Within a 'massive multiplayer game' like Second Life we may not automatically think of there being other games to play, aside from exploring the virtual world itself. However, by all accounts Second Life is a free-roaming virtual space which means that users can actually create and do whatever they want.
As a result, just like open spaces and locations in the real world, many users create mini-games to bring new people together to socialize. To provide an outsiders perspective of what social activities one might find in Second Life, I've gathered together some examples of the typical types of in-world multiplayer games one will encounter and a quick introduction to the rules of each.
Live Action Roleplaying Games (LARP)
These kind of games require you to turn up at a specific location and act out being your character in the game with other players. There are a wide variety of these -- ranging from the casual to the serious and innocent to adult themed -- but the most popular are the ones centered around the vampire games.
The advantage of these types of games is the social element of actually interacting with your fellow players directly. There are too many LARP games in Second Life to list, but Bloodlines, a vampire themed game, is one of the more popular ones.
Head Up Display (HUD) Games
A HUD is the display on your screen, like your chat and inventory windows in Second Life. The game HUD is a window of its own that you place somewhere easily accessible on your screen.
The games are turn based usually and will alert you when a turn happens. On each turn you are able to make actions or resolve options offered to you depending on the game.
Tiny Empires 3000
Tiny Empires 3000 is based in the far future. The game is very casual and works in turns that are a few minutes long but signify a passing of 1 month.
At the beginning of most turns you will be presented with things to do. These actions can vary from buying a ship, voting on a proposed law or even solving a puzzle or riddle.
You have to join a guild, but if you don't know anyone currently laying the game then you need not worry because the game will randomly choose a guild and offer it to you to join.
You can gain money also from recruiting others to be your subordinates. When someone is your subordinate they pay part of their profits to you.
The game isn't hard to understand once you get going and can either be paid attention to regularly or you can just dip in and out of it casually. Also if the science fiction world isn't your thing, you could play its predecessor, Tiny Empires, which is in a medieval setting, but has the same gameplay. Personally, I like that there's no major commitment in this type of game, so I can just play it whenever I feel like it.
This game is closer to being an actual strategy game. The genre is science fiction and based in the far future.
Your goal is to build up your base and your space fleet. You can interact with other players in three ways: transfers, attacks and trade.
Essentially, you dig resources to build factories to build ships to go out into space. Unlike Tiny Empires 3000, it isn't turn based though. Instead your actions take a certain amount of time in order to happen.
Unlike Tiny Empires 3000, I wouldn't consider this to be a casual game and it helps to get tips from an experienced player to get maximum enjoyment.

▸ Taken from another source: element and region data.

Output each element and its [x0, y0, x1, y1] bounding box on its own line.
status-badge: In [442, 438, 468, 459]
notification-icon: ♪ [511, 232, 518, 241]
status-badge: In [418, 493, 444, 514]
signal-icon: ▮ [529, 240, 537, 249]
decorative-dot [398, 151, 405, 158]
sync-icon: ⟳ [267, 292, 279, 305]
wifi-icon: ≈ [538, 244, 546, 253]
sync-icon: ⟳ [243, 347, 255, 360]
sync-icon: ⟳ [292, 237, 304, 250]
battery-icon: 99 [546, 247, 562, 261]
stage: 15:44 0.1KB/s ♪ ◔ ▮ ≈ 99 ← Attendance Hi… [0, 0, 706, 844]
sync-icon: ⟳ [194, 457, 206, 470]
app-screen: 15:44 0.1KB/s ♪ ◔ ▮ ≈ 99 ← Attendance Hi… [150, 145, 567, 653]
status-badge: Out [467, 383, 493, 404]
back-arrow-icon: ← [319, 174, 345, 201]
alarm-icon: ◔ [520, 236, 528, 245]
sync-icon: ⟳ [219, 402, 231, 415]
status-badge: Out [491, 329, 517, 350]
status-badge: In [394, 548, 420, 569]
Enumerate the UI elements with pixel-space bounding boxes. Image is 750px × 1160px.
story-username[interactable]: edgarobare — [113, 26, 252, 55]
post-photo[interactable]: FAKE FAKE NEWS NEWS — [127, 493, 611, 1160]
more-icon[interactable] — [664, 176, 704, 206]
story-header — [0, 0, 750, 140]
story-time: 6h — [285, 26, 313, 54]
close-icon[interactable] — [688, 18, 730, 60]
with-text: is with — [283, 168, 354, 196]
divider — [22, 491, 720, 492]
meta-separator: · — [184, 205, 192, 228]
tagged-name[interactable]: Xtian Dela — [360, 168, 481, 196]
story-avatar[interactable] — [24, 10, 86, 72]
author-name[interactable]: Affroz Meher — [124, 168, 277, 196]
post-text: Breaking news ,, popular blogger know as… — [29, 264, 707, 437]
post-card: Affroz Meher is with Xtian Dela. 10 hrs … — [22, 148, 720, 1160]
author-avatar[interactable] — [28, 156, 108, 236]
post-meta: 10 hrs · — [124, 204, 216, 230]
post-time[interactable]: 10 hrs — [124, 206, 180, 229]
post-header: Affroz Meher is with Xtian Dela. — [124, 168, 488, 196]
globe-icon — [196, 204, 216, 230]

These are games in only the very loosest sense. A store owner will have a pond or lake of some sort that will be populated with special fish. Usually these fish contain items from the owner's store, often in bits. So in order to get a whole dress, for example, you'll need to fish for every piece of the dress.
Usually you will find a small kiosk that contains fishing rods of varying types and optional bait depending which rod you have chosen. Once you have your rod you just need to equip it by right clicking it in your inventory and select wear. Once it's in your hands and you're standing at the pool of water click the rod and a little pop-up will appear and you select cast.
Now you just sit there and wait for the rod to catch a fish, then once it has you cast again and again and again and again. This kind of game is ludicrously simplistic -- "point, click and wait" that it is more of a test of patience than anything else. Some people enjoy it... I don't.
Clubs and venues will often hold events that will have an overall theme. The idea is basically to hold a a masquerade and dress up according to the theme -- you are limited only by your imagination and can interpret the theme as you please. These themes can range from something fairly vague such as "the colour purple" to something specific like "Alice in Wonderland."
An event might typically go like this: you dress up and arrive at the event. Usually there's a DJ or some form of music involved, which means dancing and likely a lot of chatting. Someone at the venue there will be a contest board that you just click the 'Join Contest' button on it and your name appears on the board.
At this point it's all about the event and usually talking with other people attending and just enjoying yourself. At some point in the evening the host, or hostess, will open the voting on the contest board. At this point everyone will vote for who they thought best represented the theme, (although more often than not people just vote for their friends), by clicking on their name on the contest board.
Once voting is done the host, or hostess, will close voting, count the votes and announce the winner. Prizes very often are money, but could be anything chosen by the event organizer. One of the most common non-monetary prizes are gift cards for a favorite shop.
One of my favorite past times in Second Life is wandering around places I've not been before. Naturally, when wandering around random places you're bound to stumble across random things.
You can find a lot of Real World games floating around in Second Life. I usually favor the board games, like chess and backgammon. It can be a fun incentive to drag friends to locations that they've never been just to play a board game. After all, playing chess on your own isn't much fun.